Daniel Blake y la burocracia
El último filme de Ken Loach destaca la posición reactiva de unos servicios públicos muy sensibles al relato de clases altas y medias sobre el abuso de las ayudas sociales
La nueva película de Ken Loach que mereció la Palma de Oro en Cannes y el gran premio del público en el festival de San Sebastián arranca con una conversación entre Daniel Blake, el carpintero protagonista del filme, y una “experta en política sanitaria”. La experta en cuestión trabaja para una compañía privada, contratada por la administración, que tiene como objetivo evaluar el grado de incapacidad del carpintero después de un infarto que le afectó en plena labor. Los médicos que le atendieron dicen que, en su estado, no puede seguir trabajando, pero ello parece no bastar a la hora de conseguir una ayuda económica por incapacidad y la administración quiere contar con una opinión externa que avale el informe médico. El desencuentro entre la expertay un Daniel que no entiende la jerga ni las preguntas que se le formulan acaba en un dictamen que no le permite acceder a la mencionada ayuda.

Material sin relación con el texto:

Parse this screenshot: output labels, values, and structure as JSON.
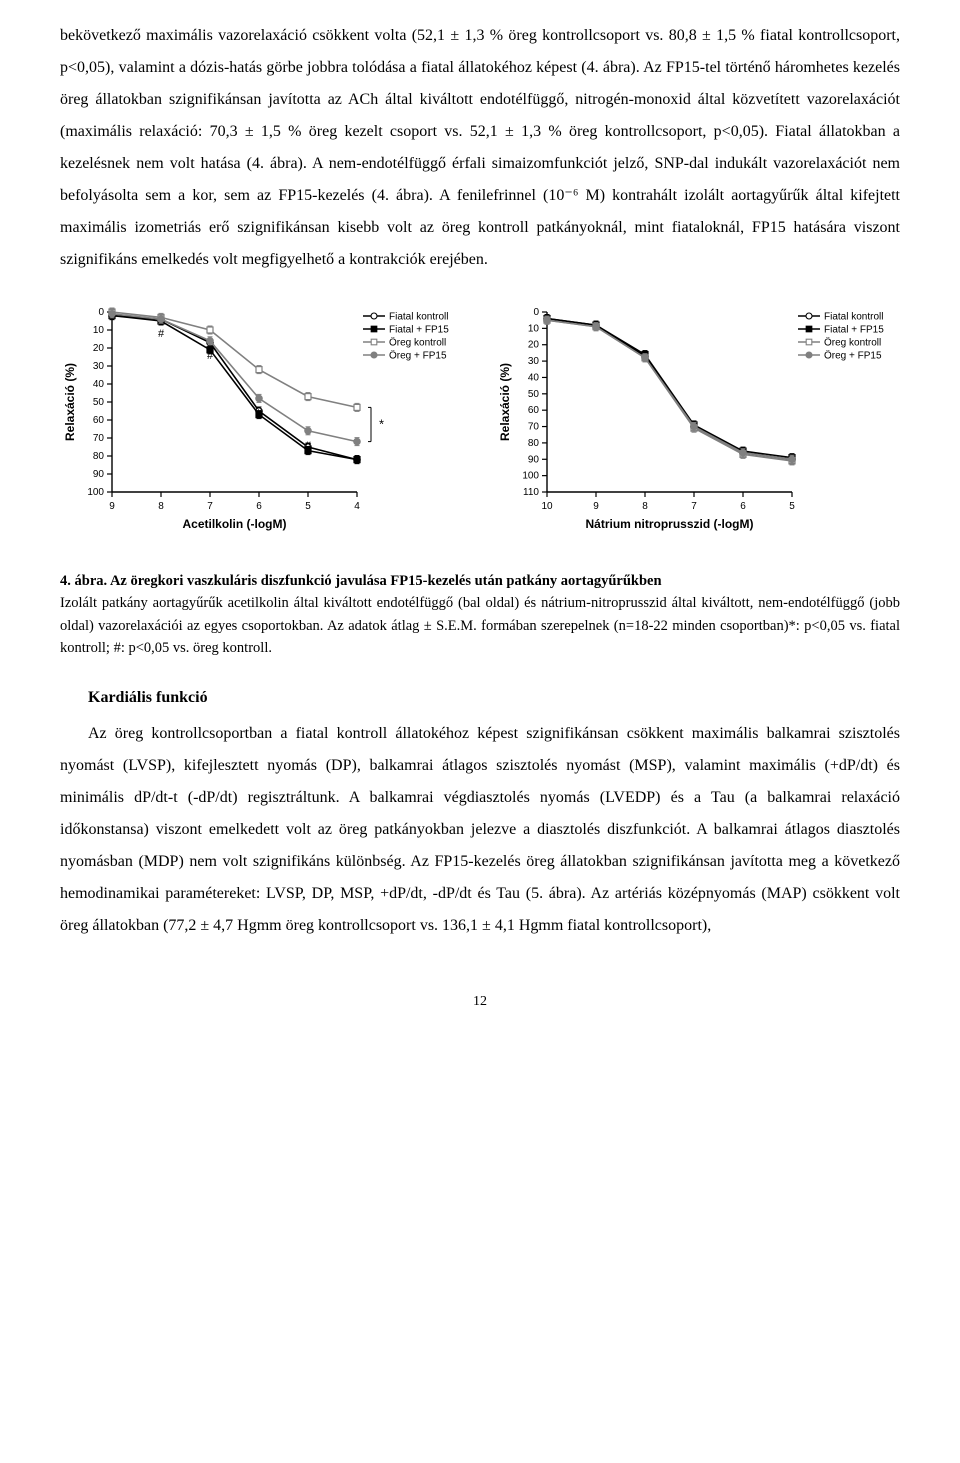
{
  "paragraph1": "bekövetkező maximális vazorelaxáció csökkent volta (52,1 ± 1,3 % öreg kontrollcsoport vs. 80,8 ± 1,5 % fiatal kontrollcsoport, p<0,05), valamint a dózis-hatás görbe jobbra tolódása a fiatal állatokéhoz képest (4. ábra). Az FP15-tel történő háromhetes kezelés öreg állatokban szignifikánsan javította az ACh által kiváltott endotélfüggő, nitrogén-monoxid által közvetített vazorelaxációt (maximális relaxáció: 70,3 ± 1,5 % öreg kezelt csoport vs. 52,1 ± 1,3 % öreg kontrollcsoport, p<0,05). Fiatal állatokban a kezelésnek nem volt hatása (4. ábra). A nem-endotélfüggő érfali simaizomfunkciót jelző, SNP-dal indukált vazorelaxációt nem befolyásolta sem a kor, sem az FP15-kezelés (4. ábra). A fenilefrinnel (10⁻⁶ M) kontrahált izolált aortagyűrűk által kifejtett maximális izometriás erő szignifikánsan kisebb volt az öreg kontroll patkányoknál, mint fiataloknál, FP15 hatására viszont szignifikáns emelkedés volt megfigyelhető a kontrakciók erejében.",
  "charts": {
    "left": {
      "type": "line",
      "ylabel": "Relaxáció (%)",
      "xlabel": "Acetilkolin (-logM)",
      "x_ticks": [
        "9",
        "8",
        "7",
        "6",
        "5",
        "4"
      ],
      "y_ticks": [
        "0",
        "10",
        "20",
        "30",
        "40",
        "50",
        "60",
        "70",
        "80",
        "90",
        "100"
      ],
      "ylim": [
        0,
        100
      ],
      "series": [
        {
          "name": "Fiatal kontroll",
          "color": "#000000",
          "marker": "circle",
          "fill": "#ffffff",
          "values": [
            2,
            4,
            17,
            55,
            75,
            82
          ]
        },
        {
          "name": "Fiatal + FP15",
          "color": "#000000",
          "marker": "square",
          "fill": "#000000",
          "values": [
            2,
            5,
            21,
            57,
            77,
            82
          ]
        },
        {
          "name": "Öreg kontroll",
          "color": "#808080",
          "marker": "square",
          "fill": "#ffffff",
          "values": [
            0,
            3,
            10,
            32,
            47,
            53
          ]
        },
        {
          "name": "Öreg + FP15",
          "color": "#808080",
          "marker": "circle",
          "fill": "#808080",
          "values": [
            1,
            4,
            16,
            48,
            66,
            72
          ]
        }
      ],
      "annotations": [
        "#",
        "#",
        "#",
        "#",
        "#",
        "*"
      ],
      "background": "#ffffff",
      "line_width": 1.6
    },
    "right": {
      "type": "line",
      "ylabel": "Relaxáció (%)",
      "xlabel": "Nátrium nitroprusszid (-logM)",
      "x_ticks": [
        "10",
        "9",
        "8",
        "7",
        "6",
        "5"
      ],
      "y_ticks": [
        "0",
        "10",
        "20",
        "30",
        "40",
        "50",
        "60",
        "70",
        "80",
        "90",
        "100",
        "110"
      ],
      "ylim": [
        0,
        110
      ],
      "series": [
        {
          "name": "Fiatal kontroll",
          "color": "#000000",
          "marker": "circle",
          "fill": "#ffffff",
          "values": [
            4,
            8,
            27,
            70,
            86,
            90
          ]
        },
        {
          "name": "Fiatal + FP15",
          "color": "#000000",
          "marker": "square",
          "fill": "#000000",
          "values": [
            4,
            8,
            26,
            69,
            85,
            89
          ]
        },
        {
          "name": "Öreg kontroll",
          "color": "#808080",
          "marker": "square",
          "fill": "#ffffff",
          "values": [
            5,
            9,
            28,
            71,
            87,
            91
          ]
        },
        {
          "name": "Öreg + FP15",
          "color": "#808080",
          "marker": "circle",
          "fill": "#808080",
          "values": [
            5,
            9,
            28,
            70,
            86,
            90
          ]
        }
      ],
      "background": "#ffffff",
      "line_width": 1.6
    }
  },
  "caption": {
    "title": "4. ábra. Az öregkori vaszkuláris diszfunkció javulása FP15-kezelés után patkány aortagyűrűkben",
    "body": "Izolált patkány aortagyűrűk acetilkolin által kiváltott endotélfüggő (bal oldal) és nátrium-nitroprusszid által kiváltott, nem-endotélfüggő (jobb oldal) vazorelaxációi az egyes csoportokban. Az adatok átlag ± S.E.M. formában szerepelnek (n=18-22 minden csoportban)*: p<0,05 vs. fiatal kontroll; #: p<0,05 vs. öreg kontroll."
  },
  "section_heading": "Kardiális funkció",
  "paragraph2": "Az öreg kontrollcsoportban a fiatal kontroll állatokéhoz képest szignifikánsan csökkent maximális balkamrai szisztolés nyomást (LVSP), kifejlesztett nyomás (DP), balkamrai átlagos szisztolés nyomást (MSP), valamint maximális (+dP/dt) és minimális dP/dt-t (-dP/dt) regisztráltunk. A balkamrai végdiasztolés nyomás (LVEDP) és a Tau (a balkamrai relaxáció időkonstansa) viszont emelkedett volt az öreg patkányokban jelezve a diasztolés diszfunkciót. A balkamrai átlagos diasztolés nyomásban (MDP) nem volt szignifikáns különbség. Az FP15-kezelés öreg állatokban szignifikánsan javította meg a következő hemodinamikai paramétereket: LVSP, DP, MSP, +dP/dt, -dP/dt és Tau (5. ábra). Az artériás középnyomás (MAP) csökkent volt öreg állatokban (77,2 ± 4,7 Hgmm öreg kontrollcsoport vs. 136,1 ± 4,1 Hgmm fiatal kontrollcsoport),",
  "page_number": "12"
}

Así arranca el filme, con las peripecias de un Blake, solo en su pequeño apartamento en Newcastle, que toda la vida ha trabajado y que no entiende ni de papeles, ni de informes propios de la jungla burocrática en que se ve inmerso. Una situación que le lleva a pelearse con números de teléfono que solo insisten en que espere hasta ser atendido, mientras suena una melodía musical inacabable, o que le obligan a un conocimiento del acceso digital a formularios y reclamaciones que él tampoco controla. Su experiencia personal es otra, personal y directa. Hace favores, ayuda y busca reciprocidad. Mientras espera que le revisen una decisión claramente absurda, no le queda más remedio que pedir una ayuda para desempleados, pero la lógica del workfare (que parte de la hipótesis que no puedes recibir ayudas si no eres emprendedor y activo en tu busca de empleo) le conduce a una situación sin sentido: ha de buscar trabajo para ser ayudado, pero si lo consigue no lo puede aceptar ya que su salud no lo permite.

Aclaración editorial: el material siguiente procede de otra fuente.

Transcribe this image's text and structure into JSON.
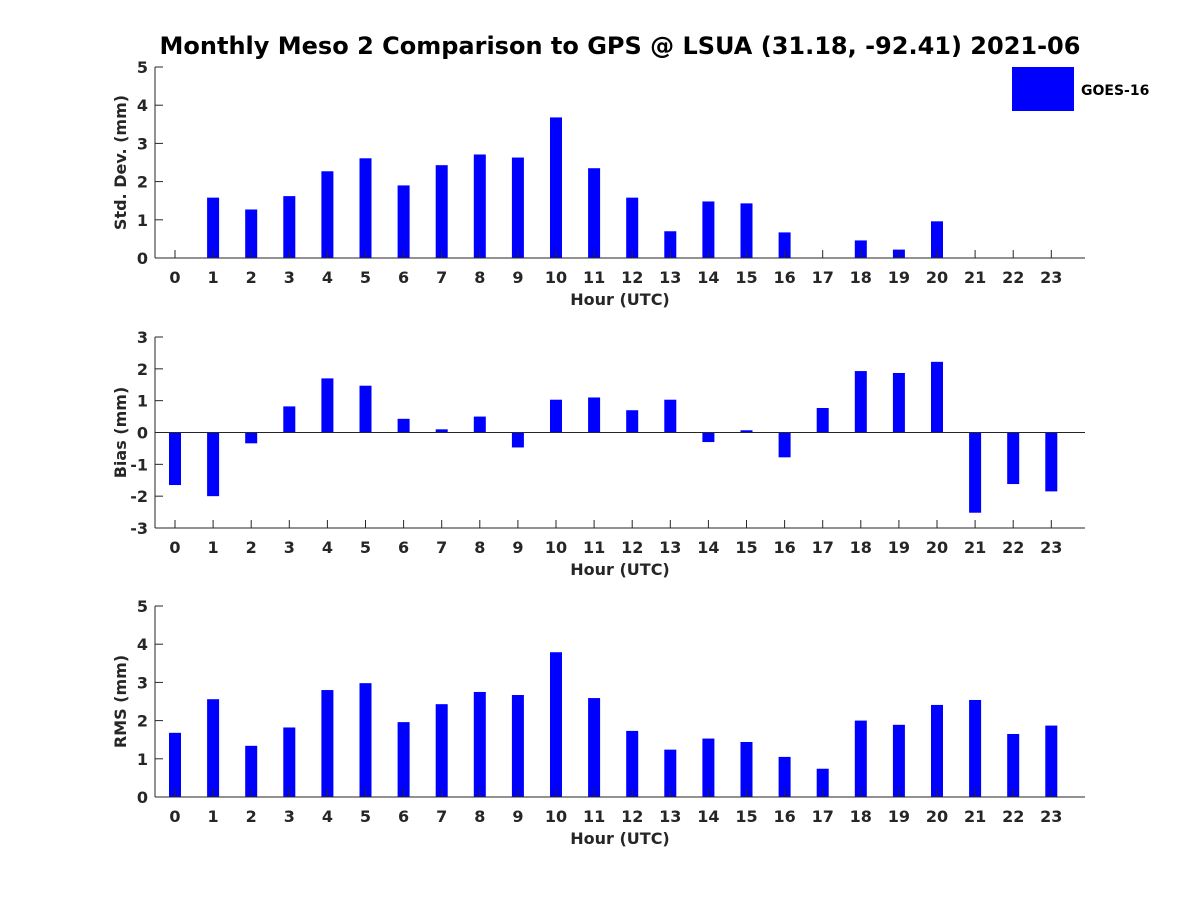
{
  "title": "Monthly Meso 2 Comparison to GPS @ LSUA (31.18, -92.41) 2021-06",
  "colors": {
    "bar": "#0000ff",
    "axis": "#262626"
  },
  "legend": {
    "label": "GOES-16",
    "placement": "top-right"
  },
  "chart_data": [
    {
      "type": "bar",
      "ylabel": "Std. Dev. (mm)",
      "xlabel": "Hour (UTC)",
      "ylim": [
        0,
        5
      ],
      "yticks": [
        0,
        1,
        2,
        3,
        4,
        5
      ],
      "grid": false,
      "categories": [
        "0",
        "1",
        "2",
        "3",
        "4",
        "5",
        "6",
        "7",
        "8",
        "9",
        "10",
        "11",
        "12",
        "13",
        "14",
        "15",
        "16",
        "17",
        "18",
        "19",
        "20",
        "21",
        "22",
        "23"
      ],
      "series": [
        {
          "name": "GOES-16",
          "values": [
            0,
            1.58,
            1.27,
            1.62,
            2.27,
            2.61,
            1.9,
            2.43,
            2.71,
            2.63,
            3.68,
            2.35,
            1.58,
            0.7,
            1.48,
            1.43,
            0.67,
            0,
            0.46,
            0.22,
            0.96,
            0,
            0,
            0
          ]
        }
      ]
    },
    {
      "type": "bar",
      "ylabel": "Bias (mm)",
      "xlabel": "Hour (UTC)",
      "ylim": [
        -3,
        3
      ],
      "yticks": [
        -3,
        -2,
        -1,
        0,
        1,
        2,
        3
      ],
      "grid": false,
      "categories": [
        "0",
        "1",
        "2",
        "3",
        "4",
        "5",
        "6",
        "7",
        "8",
        "9",
        "10",
        "11",
        "12",
        "13",
        "14",
        "15",
        "16",
        "17",
        "18",
        "19",
        "20",
        "21",
        "22",
        "23"
      ],
      "series": [
        {
          "name": "GOES-16",
          "values": [
            -1.65,
            -2.0,
            -0.34,
            0.82,
            1.7,
            1.47,
            0.43,
            0.1,
            0.5,
            -0.47,
            1.03,
            1.1,
            0.7,
            1.03,
            -0.3,
            0.07,
            -0.78,
            0.77,
            1.93,
            1.87,
            2.22,
            -2.52,
            -1.62,
            -1.85
          ]
        }
      ]
    },
    {
      "type": "bar",
      "ylabel": "RMS (mm)",
      "xlabel": "Hour (UTC)",
      "ylim": [
        0,
        5
      ],
      "yticks": [
        0,
        1,
        2,
        3,
        4,
        5
      ],
      "grid": false,
      "categories": [
        "0",
        "1",
        "2",
        "3",
        "4",
        "5",
        "6",
        "7",
        "8",
        "9",
        "10",
        "11",
        "12",
        "13",
        "14",
        "15",
        "16",
        "17",
        "18",
        "19",
        "20",
        "21",
        "22",
        "23"
      ],
      "series": [
        {
          "name": "GOES-16",
          "values": [
            1.68,
            2.56,
            1.34,
            1.82,
            2.8,
            2.98,
            1.96,
            2.43,
            2.75,
            2.67,
            3.79,
            2.59,
            1.73,
            1.24,
            1.53,
            1.44,
            1.05,
            0.74,
            2.0,
            1.89,
            2.41,
            2.54,
            1.65,
            1.87
          ]
        }
      ]
    }
  ]
}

La película tiene muchos más matices y presenta giros que no es necesario desvelar aquí. Lo cierto es que una vez más Loach nos acerca a la complejidad de la evolución de los estados de bienestar en Europa, desde vivencias, sentimientos y emociones que van mucho más allá de los sesudos análisis de las políticas sociales en este inicio de siglo. Personas con más de 45 ó 50 años acostumbrados a espacios laborales en los que el coleguismo y la continuidad laboral ofrecía todo un mundo de relaciones, complicidades y orgullo de trabajo bien hecho, que ahora no parecen tener sitio en un mundo que exige otras habilidades y muchas menos fidelidades. No genera valor la capacidad de hacer bien lo necesario, sino que se busca el desapego que permita ir cambiando constantemente siguiendo las peripecias de puestos de trabajo efímeros y de baja calidad.
Se puede criticar a Loach el tono nostálgico con relación a un escenario laboral que no volverá. Pero, más allá, lo que destaca es la clara posición reactiva y defensiva de unos servicios públicos muy sensibles al relato de clases altas y medias sobre el abuso que las ayudas sociales han generado. Predomina la desconfianza en relación con los demandantes de ayuda, y se acaba dirigiéndolos a los bancos de alimentos, como solución caritativa ante la falta de salida digna para demasiada gente en busca de escasos puestos de trabajo. La selva burocrática es el reflejo de esa desconfianza y de esa incapacidad. Los trabajadores sociales que se compadecen (es decir, que comparten la pasión, el problema de los que atienden) apenas tienen espacios en los que buscar flexibilidad y adaptación a las circunstancias. Ya que los procedimientos, las rutinas y los protocolos acaban encorsetando y asfixiando por igual a servidores y ciudadanos.
Lo que explica Yo, Daniel Blake es reflejo de la deriva conservadora de Thatcher y del nuevo laborismo de Blair, y no es generalizable a cualquier servicio social. Pero la fuerza de su historia es que nos obliga a pensar hacia dónde nos dirigimos. A qué le damos importancia. Enfrentarse al escenario actual no es tarea que puedan hacer solos los Blake por heroicos que sean. Si renunciamos a las dinámicas de solidaridad, de reciprocidad, de ayuda mutua y no conseguimos que esas prácticas sociales las podamos compartir e incrustar en las prácticas habituales de los servicios sociales de las instituciones, no conseguiremos preservar lo que ha costado generaciones alcanzar. No es algo que competa solo a las instituciones, aunque debamos recordar responsabilidades y compromisos. Es una tarea social y colectiva.
Joan Subirats es catedrático de Ciencia Política de la UB.